NIS2 applies to essential and important entities operating in the EU. A US manufacturer with an EU plant in a covered sector is in scope for the EU operations. The supply chain provisions of NIS2 reach back into the US headquarters where the AI providers, security tooling, and operational decisions are managed centrally. The personal accountability provisions can attach to management bodies of the EU subsidiary. US-based parents have to plan for the operational requirements at the EU plants.
- How do operator copilots interact with the human oversight expectations under EU AI Act Article 14?
Article 14 of the EU AI Act applies to high-risk AI systems and requires human oversight. Operator copilots are not automatically high-risk under Annex III, but specific workflows can fall into high-risk categories (employment-related decisions, safety components of critical infrastructure). The OT operator's reliance on copilot output for safety-relevant actions creates a human oversight footprint that the human oversight expectations have to address. The audit trail of which operator acted on which copilot output is the evidence that the oversight worked.
- What does the AI supply chain assessment under NIS2 actually require?
The assessment requires the entity to identify suppliers and service providers that the entity depends on for its security posture, evaluate their security capabilities, and document the assessment. For AI providers, the assessment covers data handling, training practices, incident response, breach notification, and operational continuity. Practical assessments review the provider's terms, the provider's certifications, the provider's incident history, and the provider's response to specific questions raised by the entity. The documentation has to be available for supervisory review.
- Can edge-deployed AI models avoid the cloud-AI exposure entirely?
Edge deployment reduces the cloud exposure but does not remove the IEC 62443 or NIS2 obligations.
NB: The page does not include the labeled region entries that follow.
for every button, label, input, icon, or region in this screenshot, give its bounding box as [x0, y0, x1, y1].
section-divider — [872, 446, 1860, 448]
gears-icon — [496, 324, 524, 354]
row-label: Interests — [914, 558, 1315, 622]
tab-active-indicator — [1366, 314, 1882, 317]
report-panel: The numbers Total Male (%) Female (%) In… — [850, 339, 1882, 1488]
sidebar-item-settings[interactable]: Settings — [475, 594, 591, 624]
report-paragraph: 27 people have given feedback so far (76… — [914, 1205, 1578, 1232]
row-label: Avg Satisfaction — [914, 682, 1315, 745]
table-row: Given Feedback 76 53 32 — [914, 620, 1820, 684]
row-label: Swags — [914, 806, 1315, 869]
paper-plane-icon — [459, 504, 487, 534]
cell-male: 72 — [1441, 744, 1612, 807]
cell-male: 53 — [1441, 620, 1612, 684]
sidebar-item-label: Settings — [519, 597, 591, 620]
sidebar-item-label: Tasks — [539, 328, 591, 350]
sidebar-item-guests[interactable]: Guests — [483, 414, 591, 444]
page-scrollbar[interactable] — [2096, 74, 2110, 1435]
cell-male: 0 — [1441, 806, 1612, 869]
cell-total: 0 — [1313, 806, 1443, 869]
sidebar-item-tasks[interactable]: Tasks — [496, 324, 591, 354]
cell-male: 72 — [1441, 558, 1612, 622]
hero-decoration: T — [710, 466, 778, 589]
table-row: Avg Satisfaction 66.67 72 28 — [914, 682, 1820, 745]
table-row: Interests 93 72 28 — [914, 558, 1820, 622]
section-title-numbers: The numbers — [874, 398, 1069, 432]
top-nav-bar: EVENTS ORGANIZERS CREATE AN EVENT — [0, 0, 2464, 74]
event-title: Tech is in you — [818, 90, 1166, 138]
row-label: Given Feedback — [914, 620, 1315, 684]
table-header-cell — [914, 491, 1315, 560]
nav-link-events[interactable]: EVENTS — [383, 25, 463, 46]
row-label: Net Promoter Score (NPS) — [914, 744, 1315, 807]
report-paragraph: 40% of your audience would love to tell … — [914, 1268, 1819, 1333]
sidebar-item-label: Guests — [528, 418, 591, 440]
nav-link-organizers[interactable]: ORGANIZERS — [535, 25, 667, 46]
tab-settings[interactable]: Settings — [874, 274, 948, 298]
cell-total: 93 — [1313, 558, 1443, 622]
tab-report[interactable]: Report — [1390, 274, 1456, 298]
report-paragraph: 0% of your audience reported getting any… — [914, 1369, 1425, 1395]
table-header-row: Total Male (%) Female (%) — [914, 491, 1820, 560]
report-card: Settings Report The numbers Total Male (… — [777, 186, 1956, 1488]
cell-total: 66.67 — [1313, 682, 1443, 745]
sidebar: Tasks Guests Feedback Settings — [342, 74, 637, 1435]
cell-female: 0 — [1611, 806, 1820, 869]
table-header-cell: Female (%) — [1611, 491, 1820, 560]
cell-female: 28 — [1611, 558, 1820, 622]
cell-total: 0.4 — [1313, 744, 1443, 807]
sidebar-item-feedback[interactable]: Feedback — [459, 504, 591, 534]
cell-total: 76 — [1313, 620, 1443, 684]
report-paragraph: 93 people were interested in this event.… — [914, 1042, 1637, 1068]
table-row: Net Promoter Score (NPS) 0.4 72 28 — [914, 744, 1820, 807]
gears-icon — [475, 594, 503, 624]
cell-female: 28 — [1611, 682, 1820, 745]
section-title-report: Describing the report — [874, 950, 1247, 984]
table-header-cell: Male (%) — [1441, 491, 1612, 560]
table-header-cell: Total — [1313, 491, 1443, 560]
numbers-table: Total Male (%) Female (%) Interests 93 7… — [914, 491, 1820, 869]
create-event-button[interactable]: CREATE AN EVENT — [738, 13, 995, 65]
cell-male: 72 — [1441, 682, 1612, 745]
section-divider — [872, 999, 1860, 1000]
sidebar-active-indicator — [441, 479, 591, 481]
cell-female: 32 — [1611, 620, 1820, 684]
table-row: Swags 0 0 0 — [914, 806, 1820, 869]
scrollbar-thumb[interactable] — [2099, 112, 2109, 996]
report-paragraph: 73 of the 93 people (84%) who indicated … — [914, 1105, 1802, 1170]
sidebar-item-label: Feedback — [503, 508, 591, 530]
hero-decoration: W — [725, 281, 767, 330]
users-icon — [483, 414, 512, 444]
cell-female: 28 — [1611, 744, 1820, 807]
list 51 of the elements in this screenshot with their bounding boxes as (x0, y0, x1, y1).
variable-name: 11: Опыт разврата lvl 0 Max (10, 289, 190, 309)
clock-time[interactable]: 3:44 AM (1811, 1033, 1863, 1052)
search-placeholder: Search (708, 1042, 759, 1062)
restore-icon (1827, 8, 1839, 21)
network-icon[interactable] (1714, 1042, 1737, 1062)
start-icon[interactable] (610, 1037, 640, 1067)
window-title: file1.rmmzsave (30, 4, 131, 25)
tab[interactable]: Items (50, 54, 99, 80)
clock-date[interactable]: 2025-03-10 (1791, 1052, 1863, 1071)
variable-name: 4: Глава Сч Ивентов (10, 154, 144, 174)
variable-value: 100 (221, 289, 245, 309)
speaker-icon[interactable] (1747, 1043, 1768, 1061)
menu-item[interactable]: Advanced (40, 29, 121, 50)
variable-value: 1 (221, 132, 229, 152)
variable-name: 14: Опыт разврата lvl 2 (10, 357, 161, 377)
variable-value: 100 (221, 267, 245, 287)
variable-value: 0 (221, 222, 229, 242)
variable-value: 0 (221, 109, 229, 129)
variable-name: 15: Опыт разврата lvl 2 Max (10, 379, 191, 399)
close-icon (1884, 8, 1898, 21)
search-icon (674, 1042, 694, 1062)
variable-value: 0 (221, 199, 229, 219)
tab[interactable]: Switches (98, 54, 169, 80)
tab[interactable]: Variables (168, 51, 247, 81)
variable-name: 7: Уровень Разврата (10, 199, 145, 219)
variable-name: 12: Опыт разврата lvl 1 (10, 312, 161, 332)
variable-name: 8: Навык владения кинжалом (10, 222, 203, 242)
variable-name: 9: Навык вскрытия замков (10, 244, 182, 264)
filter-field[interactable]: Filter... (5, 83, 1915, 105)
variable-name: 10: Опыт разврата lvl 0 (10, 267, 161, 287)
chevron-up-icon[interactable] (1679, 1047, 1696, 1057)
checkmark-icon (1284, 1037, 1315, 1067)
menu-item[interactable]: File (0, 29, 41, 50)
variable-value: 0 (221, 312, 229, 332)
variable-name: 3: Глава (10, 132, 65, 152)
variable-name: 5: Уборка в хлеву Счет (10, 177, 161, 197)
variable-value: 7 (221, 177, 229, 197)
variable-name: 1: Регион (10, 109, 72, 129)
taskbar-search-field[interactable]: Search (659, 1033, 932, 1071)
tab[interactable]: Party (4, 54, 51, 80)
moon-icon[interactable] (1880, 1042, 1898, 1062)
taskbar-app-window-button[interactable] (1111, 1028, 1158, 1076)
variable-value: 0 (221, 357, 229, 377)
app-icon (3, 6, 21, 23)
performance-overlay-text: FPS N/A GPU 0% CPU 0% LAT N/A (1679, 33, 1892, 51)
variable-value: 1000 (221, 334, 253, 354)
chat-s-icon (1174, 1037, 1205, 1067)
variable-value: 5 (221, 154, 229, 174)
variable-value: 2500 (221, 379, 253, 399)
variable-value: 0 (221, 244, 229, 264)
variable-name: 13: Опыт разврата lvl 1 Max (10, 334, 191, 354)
The edge model is a software component that has to be inventoried, patched, monitored, and audited. The model's training data and lifecycle are still subject to supply chain assessment. The edge inference still produces records that the conduit monitoring expects. Edge deployment is part of the architecture, not a replacement for it. The inspection layer for AI traffic exists at whichever boundary the AI calls cross, including edge-to-control-zone boundaries.